Кто не удивлялся тому, что брачные отношения составляют столь значительную часть символизма, через который монахи и монахини выражали любовь души к Богу? Исторически это можно проследить до наставления Павла: «Мужья, любите своих жен, как и Христос возлюбил Церковь»; еще более мощно это было почерпнуто из Песни Песней. Но помимо этих почти случайных влияний, разве святой священник, монах, монахиня не чувствовали и не знали, что брак — это великое человеческое отношение? Поэтому они черпали из него наиболее адекватную аллегорию общения души со своим Создателем: по-разному в зависимости от их пола, с большим чувством и даже с непристойными образами, они мыслили и чувствовали любовь к Богу на путях супружеского союза или даже брачной страсти.

ГЛАВА XVIII

СВЯТОЙ ФРАНЦИСК АССИЗСКИЙ

Через двадцать девять лет после смерти святого Бернара Франциск родился в умбрийском горном городке Ассизи. Это был 1182 год. Четвертого октября 1226 года, на сорок пятом году жизни, этот самый любящий и самый любимый из средневековых святых испустил дух в маленькой церкви Порциункула, в тени того же самого горного городка.

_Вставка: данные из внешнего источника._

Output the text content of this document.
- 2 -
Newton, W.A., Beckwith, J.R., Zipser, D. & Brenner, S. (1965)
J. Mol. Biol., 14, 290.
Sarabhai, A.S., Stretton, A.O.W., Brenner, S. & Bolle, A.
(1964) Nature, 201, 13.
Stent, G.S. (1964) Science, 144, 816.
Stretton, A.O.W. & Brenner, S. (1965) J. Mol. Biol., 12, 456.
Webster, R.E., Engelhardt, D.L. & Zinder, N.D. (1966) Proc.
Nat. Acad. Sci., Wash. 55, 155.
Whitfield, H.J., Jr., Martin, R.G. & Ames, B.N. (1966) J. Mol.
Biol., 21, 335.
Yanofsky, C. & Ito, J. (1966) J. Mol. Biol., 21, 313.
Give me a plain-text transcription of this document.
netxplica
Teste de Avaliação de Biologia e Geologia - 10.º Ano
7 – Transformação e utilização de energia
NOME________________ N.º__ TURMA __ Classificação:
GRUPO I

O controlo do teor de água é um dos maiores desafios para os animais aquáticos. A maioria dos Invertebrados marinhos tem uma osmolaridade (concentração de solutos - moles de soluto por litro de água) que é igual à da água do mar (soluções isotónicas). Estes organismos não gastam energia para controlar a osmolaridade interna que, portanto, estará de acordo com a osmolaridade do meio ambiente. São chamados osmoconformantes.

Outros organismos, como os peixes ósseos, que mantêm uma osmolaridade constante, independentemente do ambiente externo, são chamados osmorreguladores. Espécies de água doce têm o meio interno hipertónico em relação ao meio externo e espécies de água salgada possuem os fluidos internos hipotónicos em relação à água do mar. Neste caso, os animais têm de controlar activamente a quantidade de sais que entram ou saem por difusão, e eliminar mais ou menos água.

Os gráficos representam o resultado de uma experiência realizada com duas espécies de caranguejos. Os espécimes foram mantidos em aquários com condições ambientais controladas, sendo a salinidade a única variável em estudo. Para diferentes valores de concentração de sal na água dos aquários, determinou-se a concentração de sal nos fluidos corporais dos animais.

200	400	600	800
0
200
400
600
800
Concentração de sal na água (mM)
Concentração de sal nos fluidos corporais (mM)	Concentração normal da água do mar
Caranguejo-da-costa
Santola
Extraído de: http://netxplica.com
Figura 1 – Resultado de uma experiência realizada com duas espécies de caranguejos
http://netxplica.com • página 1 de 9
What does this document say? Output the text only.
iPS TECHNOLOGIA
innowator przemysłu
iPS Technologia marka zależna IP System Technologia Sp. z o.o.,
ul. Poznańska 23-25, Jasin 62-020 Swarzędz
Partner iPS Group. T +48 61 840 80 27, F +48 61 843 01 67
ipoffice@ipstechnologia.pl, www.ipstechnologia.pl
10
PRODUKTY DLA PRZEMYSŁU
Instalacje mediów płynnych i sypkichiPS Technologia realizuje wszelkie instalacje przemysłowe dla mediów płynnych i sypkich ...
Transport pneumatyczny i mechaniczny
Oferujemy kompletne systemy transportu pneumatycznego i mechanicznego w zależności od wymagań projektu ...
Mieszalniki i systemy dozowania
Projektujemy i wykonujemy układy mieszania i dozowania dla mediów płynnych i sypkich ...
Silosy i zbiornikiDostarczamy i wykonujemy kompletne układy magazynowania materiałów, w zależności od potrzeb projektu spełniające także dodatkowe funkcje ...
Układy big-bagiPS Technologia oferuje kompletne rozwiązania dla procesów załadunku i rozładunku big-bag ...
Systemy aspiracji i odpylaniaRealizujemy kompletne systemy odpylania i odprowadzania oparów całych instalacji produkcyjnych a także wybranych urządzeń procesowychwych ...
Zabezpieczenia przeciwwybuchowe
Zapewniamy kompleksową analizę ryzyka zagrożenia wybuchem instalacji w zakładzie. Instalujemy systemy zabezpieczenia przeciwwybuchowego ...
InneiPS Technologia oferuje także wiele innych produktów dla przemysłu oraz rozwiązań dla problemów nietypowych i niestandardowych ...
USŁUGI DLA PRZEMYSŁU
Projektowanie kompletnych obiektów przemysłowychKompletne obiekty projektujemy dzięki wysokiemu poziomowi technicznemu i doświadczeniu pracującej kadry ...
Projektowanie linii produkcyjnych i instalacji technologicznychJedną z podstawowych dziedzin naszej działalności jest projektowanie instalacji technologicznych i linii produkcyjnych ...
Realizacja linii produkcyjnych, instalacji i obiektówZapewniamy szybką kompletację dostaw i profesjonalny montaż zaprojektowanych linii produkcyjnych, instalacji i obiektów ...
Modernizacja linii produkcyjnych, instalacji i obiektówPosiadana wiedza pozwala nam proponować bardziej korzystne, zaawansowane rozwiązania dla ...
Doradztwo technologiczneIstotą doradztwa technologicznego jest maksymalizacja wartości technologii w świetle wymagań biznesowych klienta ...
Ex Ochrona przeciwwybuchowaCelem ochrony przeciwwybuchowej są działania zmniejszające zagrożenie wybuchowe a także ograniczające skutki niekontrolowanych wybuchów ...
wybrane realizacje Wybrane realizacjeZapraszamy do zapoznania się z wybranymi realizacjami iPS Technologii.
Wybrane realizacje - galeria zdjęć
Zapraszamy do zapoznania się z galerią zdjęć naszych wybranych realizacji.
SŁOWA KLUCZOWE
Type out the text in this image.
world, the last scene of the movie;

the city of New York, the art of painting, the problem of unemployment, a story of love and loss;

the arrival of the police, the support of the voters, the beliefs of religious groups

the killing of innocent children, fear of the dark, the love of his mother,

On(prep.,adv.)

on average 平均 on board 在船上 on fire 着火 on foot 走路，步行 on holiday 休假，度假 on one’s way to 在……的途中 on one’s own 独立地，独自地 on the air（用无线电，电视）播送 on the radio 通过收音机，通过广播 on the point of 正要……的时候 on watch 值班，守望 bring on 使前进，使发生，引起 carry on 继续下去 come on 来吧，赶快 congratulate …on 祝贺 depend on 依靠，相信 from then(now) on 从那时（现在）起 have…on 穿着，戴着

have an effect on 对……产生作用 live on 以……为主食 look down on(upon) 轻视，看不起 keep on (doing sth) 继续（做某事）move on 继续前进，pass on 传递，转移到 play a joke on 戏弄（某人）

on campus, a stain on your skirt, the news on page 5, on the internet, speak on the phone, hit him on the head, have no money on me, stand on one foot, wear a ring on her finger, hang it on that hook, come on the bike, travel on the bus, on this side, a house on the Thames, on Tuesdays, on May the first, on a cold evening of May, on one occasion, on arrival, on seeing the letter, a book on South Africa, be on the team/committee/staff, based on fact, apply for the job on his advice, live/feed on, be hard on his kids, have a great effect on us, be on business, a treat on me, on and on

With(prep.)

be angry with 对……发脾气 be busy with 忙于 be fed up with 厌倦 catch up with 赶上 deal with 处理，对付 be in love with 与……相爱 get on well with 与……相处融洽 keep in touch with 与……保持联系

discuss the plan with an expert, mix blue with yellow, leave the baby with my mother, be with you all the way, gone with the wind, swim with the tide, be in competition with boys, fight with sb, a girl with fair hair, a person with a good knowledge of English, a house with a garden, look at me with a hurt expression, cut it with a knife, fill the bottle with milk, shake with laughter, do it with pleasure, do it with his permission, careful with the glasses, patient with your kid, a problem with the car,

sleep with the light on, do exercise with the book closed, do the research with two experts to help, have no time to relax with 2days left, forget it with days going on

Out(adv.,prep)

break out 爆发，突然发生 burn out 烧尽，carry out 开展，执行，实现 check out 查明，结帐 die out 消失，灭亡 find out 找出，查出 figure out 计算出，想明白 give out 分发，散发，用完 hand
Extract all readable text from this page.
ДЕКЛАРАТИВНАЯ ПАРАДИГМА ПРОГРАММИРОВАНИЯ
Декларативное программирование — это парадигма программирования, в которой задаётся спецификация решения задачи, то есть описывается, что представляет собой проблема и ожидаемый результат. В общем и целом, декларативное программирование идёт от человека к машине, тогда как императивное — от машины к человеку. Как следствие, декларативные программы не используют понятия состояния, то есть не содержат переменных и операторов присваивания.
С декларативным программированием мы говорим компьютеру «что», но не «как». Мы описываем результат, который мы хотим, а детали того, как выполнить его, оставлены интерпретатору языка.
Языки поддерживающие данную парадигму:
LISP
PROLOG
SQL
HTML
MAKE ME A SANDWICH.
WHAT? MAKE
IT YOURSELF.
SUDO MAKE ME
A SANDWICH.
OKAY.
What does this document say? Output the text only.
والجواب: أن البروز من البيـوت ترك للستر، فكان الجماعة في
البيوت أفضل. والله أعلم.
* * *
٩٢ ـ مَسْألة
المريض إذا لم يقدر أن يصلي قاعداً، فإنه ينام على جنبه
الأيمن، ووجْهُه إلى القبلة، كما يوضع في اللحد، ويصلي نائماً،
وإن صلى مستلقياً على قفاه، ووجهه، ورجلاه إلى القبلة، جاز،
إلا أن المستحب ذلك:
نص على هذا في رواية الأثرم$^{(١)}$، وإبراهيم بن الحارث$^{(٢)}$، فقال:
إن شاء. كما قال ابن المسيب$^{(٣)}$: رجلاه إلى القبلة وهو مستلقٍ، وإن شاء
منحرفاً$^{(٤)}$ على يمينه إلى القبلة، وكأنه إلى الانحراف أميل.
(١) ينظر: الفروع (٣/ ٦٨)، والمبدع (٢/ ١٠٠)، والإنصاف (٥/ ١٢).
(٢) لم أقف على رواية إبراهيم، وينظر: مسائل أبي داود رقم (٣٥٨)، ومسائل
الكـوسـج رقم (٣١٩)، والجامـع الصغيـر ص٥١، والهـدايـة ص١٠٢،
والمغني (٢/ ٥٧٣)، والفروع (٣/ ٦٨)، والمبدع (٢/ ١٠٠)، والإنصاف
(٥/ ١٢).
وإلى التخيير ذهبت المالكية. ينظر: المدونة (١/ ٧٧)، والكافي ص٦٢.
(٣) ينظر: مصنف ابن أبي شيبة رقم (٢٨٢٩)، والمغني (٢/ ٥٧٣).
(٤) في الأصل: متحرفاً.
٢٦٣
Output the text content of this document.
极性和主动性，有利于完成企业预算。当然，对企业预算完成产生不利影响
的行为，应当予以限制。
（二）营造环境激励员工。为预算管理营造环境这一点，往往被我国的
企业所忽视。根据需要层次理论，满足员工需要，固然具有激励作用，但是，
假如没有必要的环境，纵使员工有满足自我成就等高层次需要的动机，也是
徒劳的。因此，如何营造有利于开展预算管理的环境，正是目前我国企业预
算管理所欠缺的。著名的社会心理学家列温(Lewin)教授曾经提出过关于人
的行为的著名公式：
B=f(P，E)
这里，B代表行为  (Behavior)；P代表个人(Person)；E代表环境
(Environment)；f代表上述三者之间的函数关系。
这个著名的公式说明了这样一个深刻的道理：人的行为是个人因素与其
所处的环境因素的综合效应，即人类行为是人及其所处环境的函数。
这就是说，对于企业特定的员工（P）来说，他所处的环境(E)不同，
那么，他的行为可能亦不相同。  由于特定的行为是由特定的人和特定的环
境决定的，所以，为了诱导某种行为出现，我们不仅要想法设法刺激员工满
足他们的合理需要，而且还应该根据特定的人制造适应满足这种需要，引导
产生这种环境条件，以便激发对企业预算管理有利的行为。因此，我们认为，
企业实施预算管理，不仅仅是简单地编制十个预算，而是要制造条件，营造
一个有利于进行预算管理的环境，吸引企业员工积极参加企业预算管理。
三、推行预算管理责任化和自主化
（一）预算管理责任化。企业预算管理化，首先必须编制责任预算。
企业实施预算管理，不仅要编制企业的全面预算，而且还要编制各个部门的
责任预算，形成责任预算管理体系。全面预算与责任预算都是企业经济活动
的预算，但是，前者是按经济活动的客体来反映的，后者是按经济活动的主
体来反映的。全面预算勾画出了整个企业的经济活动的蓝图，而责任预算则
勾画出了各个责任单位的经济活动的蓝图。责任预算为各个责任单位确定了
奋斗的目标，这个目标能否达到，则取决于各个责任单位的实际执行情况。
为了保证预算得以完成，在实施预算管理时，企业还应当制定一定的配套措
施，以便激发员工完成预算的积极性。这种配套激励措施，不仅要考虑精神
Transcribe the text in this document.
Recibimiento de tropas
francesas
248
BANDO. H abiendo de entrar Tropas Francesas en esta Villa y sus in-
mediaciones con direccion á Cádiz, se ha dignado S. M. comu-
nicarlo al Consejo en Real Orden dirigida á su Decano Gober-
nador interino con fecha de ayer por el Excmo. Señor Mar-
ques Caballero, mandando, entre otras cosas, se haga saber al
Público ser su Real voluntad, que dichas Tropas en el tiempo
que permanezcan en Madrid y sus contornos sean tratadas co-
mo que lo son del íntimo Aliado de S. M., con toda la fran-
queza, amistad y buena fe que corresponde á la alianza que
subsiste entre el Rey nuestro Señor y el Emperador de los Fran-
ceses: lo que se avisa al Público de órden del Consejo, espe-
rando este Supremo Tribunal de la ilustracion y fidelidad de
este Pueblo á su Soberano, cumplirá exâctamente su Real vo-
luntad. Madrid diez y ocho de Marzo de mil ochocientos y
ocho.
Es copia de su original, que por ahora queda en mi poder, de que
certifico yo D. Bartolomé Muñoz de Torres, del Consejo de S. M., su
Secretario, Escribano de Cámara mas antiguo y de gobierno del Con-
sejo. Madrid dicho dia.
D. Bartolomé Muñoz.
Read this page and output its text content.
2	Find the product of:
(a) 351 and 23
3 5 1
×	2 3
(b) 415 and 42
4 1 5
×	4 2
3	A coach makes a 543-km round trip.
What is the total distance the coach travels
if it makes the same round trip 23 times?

Из всех средневековых святых Бернар и Франциск наиболее сильно запечатлелись в своем времени. Ни один из них не был выдающейся интеллектуальной силой — Франциск, в частности, не стал бы тем, кем он был, без определенных детских качеств ума, которые никогда его не покидали. Сила этих людей проистекала из их личностей и vivida vis (их современники сказали бы, благодати Божьей), реализующей себя в каждом слове и поступке. Сила Бернара была более непосредственно зависима от условий его эпохи, и его влияние было более ограниченным по продолжительности.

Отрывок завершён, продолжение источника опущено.